Shifting the focus to ESG
Despite the existing trends surrounding ESG investing, there is no doubt that the focus has shifted a little in the face of the pandemic.
According to Schofield, the governance element of ESG was always the easiest one to talk about, as everyone understood this and was comfortable that good corporate governance is a ‘good thing’.
However, in the past few years, the clear focus of ESG was the ‘E’ – the environmental benefits. In particular, climate change was the area that clients had a particular connection with. The ‘S’ – the social part of the equation – has always been the difficult one to discuss with people, and the pandemic has helped to highlight some of the social factors a little more, he adds.
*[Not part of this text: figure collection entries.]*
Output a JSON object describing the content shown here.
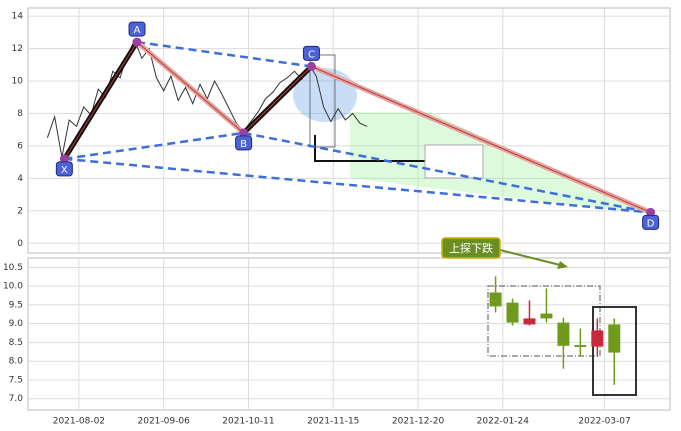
{
  "chart_data": [
    {
      "type": "line",
      "xlim": [
        "2021-07-12",
        "2022-04-03"
      ],
      "xticks": [
        "2021-08-02",
        "2021-09-06",
        "2021-10-11",
        "2021-11-15",
        "2021-12-20",
        "2022-01-24",
        "2022-03-07"
      ],
      "ylim": [
        -0.6,
        14.5
      ],
      "yticks": [
        0,
        2,
        4,
        6,
        8,
        10,
        12,
        14
      ],
      "grid": true,
      "series": [
        {
          "color": "#333333",
          "x": [
            "2021-07-20",
            "2021-07-23",
            "2021-07-26",
            "2021-07-29",
            "2021-08-01",
            "2021-08-04",
            "2021-08-07",
            "2021-08-10",
            "2021-08-13",
            "2021-08-16",
            "2021-08-19",
            "2021-08-22",
            "2021-08-25",
            "2021-08-28",
            "2021-08-31",
            "2021-09-03",
            "2021-09-06",
            "2021-09-09",
            "2021-09-12",
            "2021-09-15",
            "2021-09-18",
            "2021-09-21",
            "2021-09-24",
            "2021-09-27",
            "2021-09-30",
            "2021-10-03",
            "2021-10-06",
            "2021-10-09",
            "2021-10-12",
            "2021-10-15",
            "2021-10-18",
            "2021-10-21",
            "2021-10-24",
            "2021-10-27",
            "2021-10-30",
            "2021-11-02",
            "2021-11-05",
            "2021-11-08",
            "2021-11-11",
            "2021-11-14",
            "2021-11-17",
            "2021-11-20",
            "2021-11-23",
            "2021-11-26",
            "2021-11-29"
          ],
          "values": [
            6.5,
            7.8,
            5.3,
            7.6,
            7.2,
            8.4,
            7.9,
            9.5,
            9.0,
            10.6,
            10.2,
            11.6,
            12.5,
            11.4,
            12.0,
            10.2,
            9.4,
            10.3,
            8.8,
            9.6,
            8.6,
            9.8,
            8.9,
            10.0,
            9.2,
            8.3,
            7.4,
            6.9,
            7.5,
            8.1,
            8.9,
            9.3,
            9.9,
            10.2,
            10.6,
            10.1,
            11.0,
            10.3,
            8.4,
            7.5,
            8.3,
            7.6,
            8.0,
            7.4,
            7.2
          ]
        }
      ],
      "pattern": [
        {
          "label": "X",
          "x": "2021-07-27",
          "value": 5.2
        },
        {
          "label": "A",
          "x": "2021-08-26",
          "value": 12.4
        },
        {
          "label": "B",
          "x": "2021-10-09",
          "value": 6.8
        },
        {
          "label": "C",
          "x": "2021-11-06",
          "value": 10.9
        },
        {
          "label": "D",
          "x": "2022-03-26",
          "value": 1.9
        }
      ]
    },
    {
      "type": "candlestick",
      "xlim": [
        "2021-07-12",
        "2022-04-03"
      ],
      "xticks": [
        "2021-08-02",
        "2021-09-06",
        "2021-10-11",
        "2021-11-15",
        "2021-12-20",
        "2022-01-24",
        "2022-03-07"
      ],
      "ylim": [
        6.7,
        10.75
      ],
      "yticks": [
        {
          "value": 7,
          "label": "7.0"
        },
        7.5,
        {
          "value": 8,
          "label": "8.0"
        },
        8.5,
        {
          "value": 9,
          "label": "9.0"
        },
        9.5,
        {
          "value": 10,
          "label": "10.0"
        },
        10.5
      ],
      "grid": true,
      "x": [
        "2022-01-21",
        "2022-01-28",
        "2022-02-04",
        "2022-02-11",
        "2022-02-18",
        "2022-02-25",
        "2022-03-04",
        "2022-03-11"
      ],
      "open": [
        9.83,
        9.56,
        8.98,
        9.27,
        9.03,
        8.43,
        8.39,
        8.98
      ],
      "high": [
        10.26,
        9.67,
        9.62,
        9.94,
        9.16,
        8.87,
        9.14,
        9.14
      ],
      "low": [
        9.3,
        8.95,
        8.95,
        9.03,
        7.8,
        8.15,
        8.12,
        7.37
      ],
      "close": [
        9.46,
        9.03,
        9.14,
        9.14,
        8.41,
        8.38,
        8.82,
        8.23
      ],
      "up_color": "#c8283c",
      "down_color": "#6f9a1e",
      "annotation": "上探下跌"
    }
  ]
}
“The need to get the economy back and firing means working conditions, for example, will need to be managed closely all around the world. Companies will have to convince its employees, trade unions and regulators that workers will be kept safe.
“This will be much discussed going forward, and topics will include healthcare, access to medicine, education, and health and safety – all of which were areas that were less discussed pre-pandemic,” Schofield explains.
The investment strategy
The Allianz Global Sustainability strategy invests in a diversified mix of companies on the global stock market that aims to generate long-term out-performance and a positive, measurable impact on society.
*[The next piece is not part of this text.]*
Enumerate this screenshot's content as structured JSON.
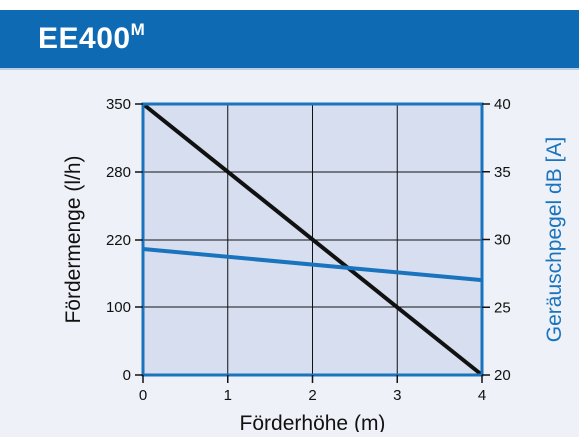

The investment process is a collaborative effort consisting of four stages: SRI Ratings; Idea Generation; Team Stock Selection; and Portfolio Construction.
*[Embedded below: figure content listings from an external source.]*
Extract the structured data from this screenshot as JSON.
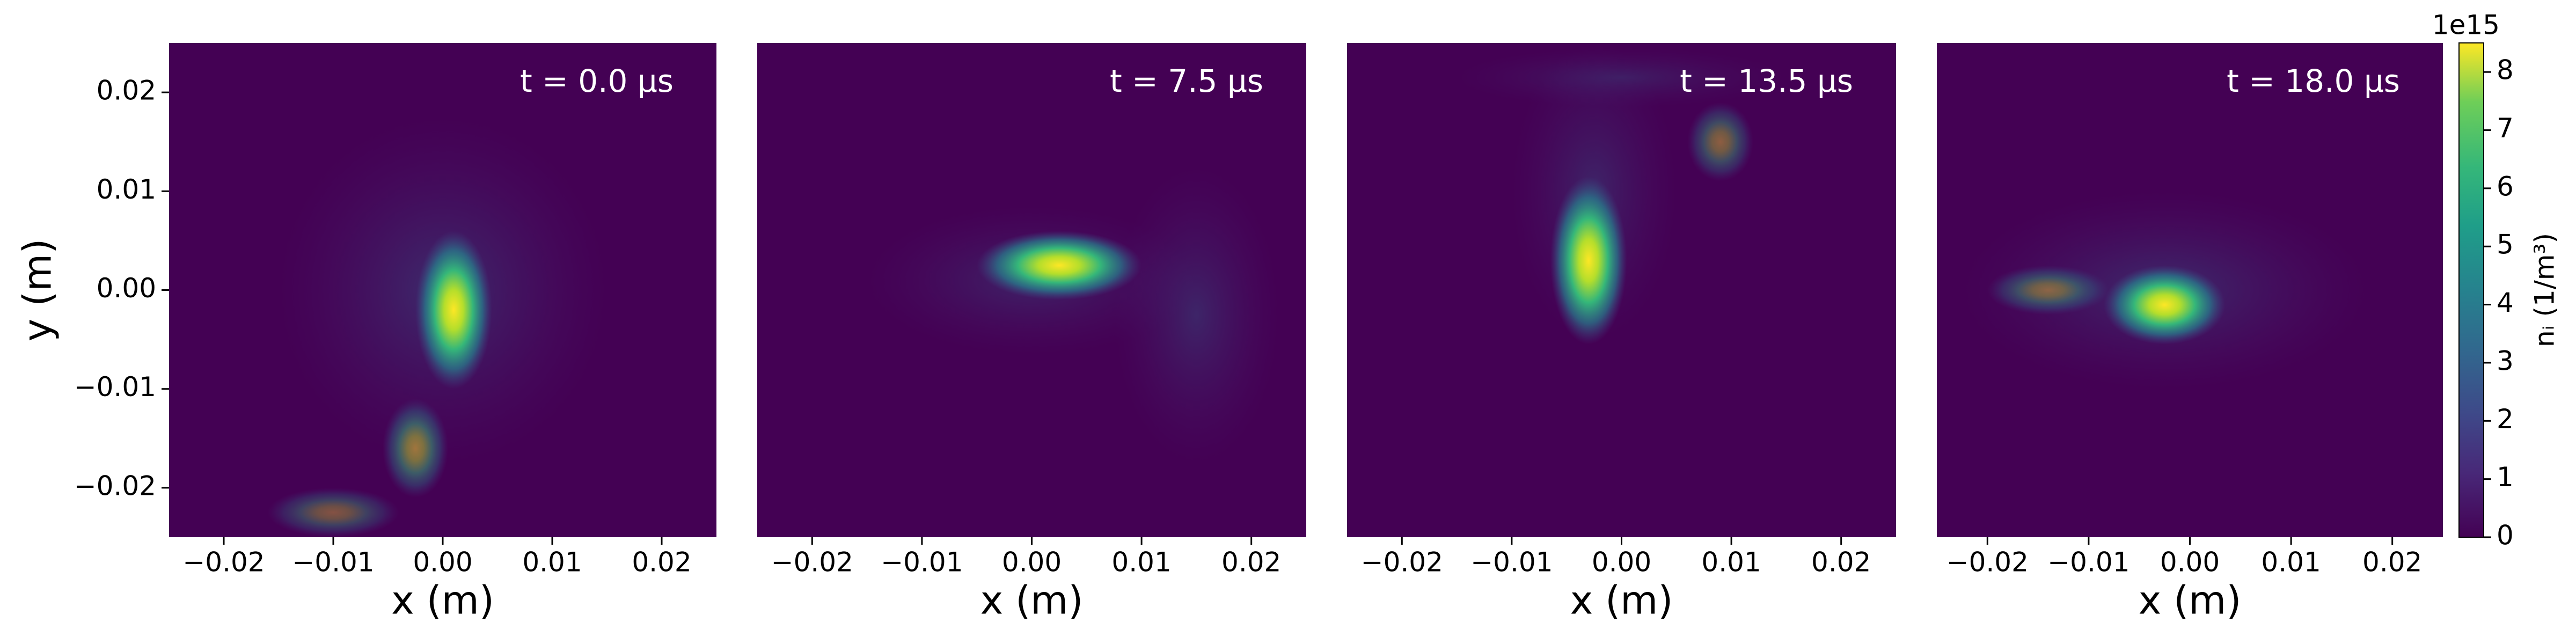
{
  "chart_data": [
    {
      "type": "heatmap",
      "title": "t = 0.0 μs",
      "xlabel": "x (m)",
      "ylabel": "y (m)",
      "xlim": [
        -0.025,
        0.025
      ],
      "xticks": [
        {
          "value": -0.02,
          "label": "−0.02"
        },
        {
          "value": -0.01,
          "label": "−0.01"
        },
        {
          "value": 0,
          "label": "0.00"
        },
        0.01,
        0.02
      ],
      "ylim": [
        -0.025,
        0.025
      ],
      "yticks": [
        {
          "value": -0.02,
          "label": "−0.02"
        },
        {
          "value": -0.01,
          "label": "−0.01"
        },
        {
          "value": 0,
          "label": "0.00"
        },
        0.01,
        0.02
      ]
    },
    {
      "type": "heatmap",
      "title": "t = 7.5 μs",
      "xlabel": "x (m)",
      "xlim": [
        -0.025,
        0.025
      ],
      "xticks": [
        {
          "value": -0.02,
          "label": "−0.02"
        },
        {
          "value": -0.01,
          "label": "−0.01"
        },
        {
          "value": 0,
          "label": "0.00"
        },
        0.01,
        0.02
      ]
    },
    {
      "type": "heatmap",
      "title": "t = 13.5 μs",
      "xlabel": "x (m)",
      "xlim": [
        -0.025,
        0.025
      ],
      "xticks": [
        {
          "value": -0.02,
          "label": "−0.02"
        },
        {
          "value": -0.01,
          "label": "−0.01"
        },
        {
          "value": 0,
          "label": "0.00"
        },
        0.01,
        0.02
      ]
    },
    {
      "type": "heatmap",
      "title": "t = 18.0 μs",
      "xlabel": "x (m)",
      "xlim": [
        -0.025,
        0.025
      ],
      "xticks": [
        {
          "value": -0.02,
          "label": "−0.02"
        },
        {
          "value": -0.01,
          "label": "−0.01"
        },
        {
          "value": 0,
          "label": "0.00"
        },
        0.01,
        0.02
      ]
    }
  ],
  "colorbar": {
    "label": "nᵢ (1/m³)",
    "offset_text": "1e15",
    "lim": [
      0,
      8.5
    ],
    "ticks": [
      0,
      1,
      2,
      3,
      4,
      5,
      6,
      7,
      8
    ]
  }
}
The strategy takes a ‘Best in Class’ approach to SRI, seeking to own companies which outperform sector peers on ESG criteria. ESG performance is assessed using AllianzGI’s proprietary SRI Ratings model.
The strategy also aims to avoid stocks with reputational risks, excluding stocks with significant revenues from coal, tobacco, alcohol, weapons, gambling and/or pornography.
The model ranks stocks as Best in Class, Average or Worst in Class. Thereafter, using bottom-up fundamental analysis, the portfolio managers construct a concentrated, diversified and long-only portfolio of c.50 stocks with superior financial and ESG performance.
The team analyses all potential investments from the bottom up, considering stocks in terms of their quality, growth and valuation characteristics. The focus is on high quality companies generating returns sustainably above the cost of capital, with a clear growth trajectory, on reasonable valuations.
These stocks tend to be excellent franchises, operating in sectors with low competitive intensity and high barriers to entry. The valuation discipline is based on reverse discounted cash-flow analysis.
“The strategy invests primarily (at least 75% of portfolios) in companies that are considered ‘Best in Class’ according to our SRI ratings. It can also invest up to 25% of the portfolio in ‘Average’ rated stocks that have demonstrated a commitment to improving ESG performance,” explains Schofield.
This flexibility incentivises the portfolio managers to engage with investee company managements to press for continued ESG improvements.
“We believe that superior ESG performance may ultimately translate into share price appreciation. As a result, this mechanism is an important source of alpha for the strategy, as well as positive, societal impact. The strategy cannot hold any worst-in-class rated names.”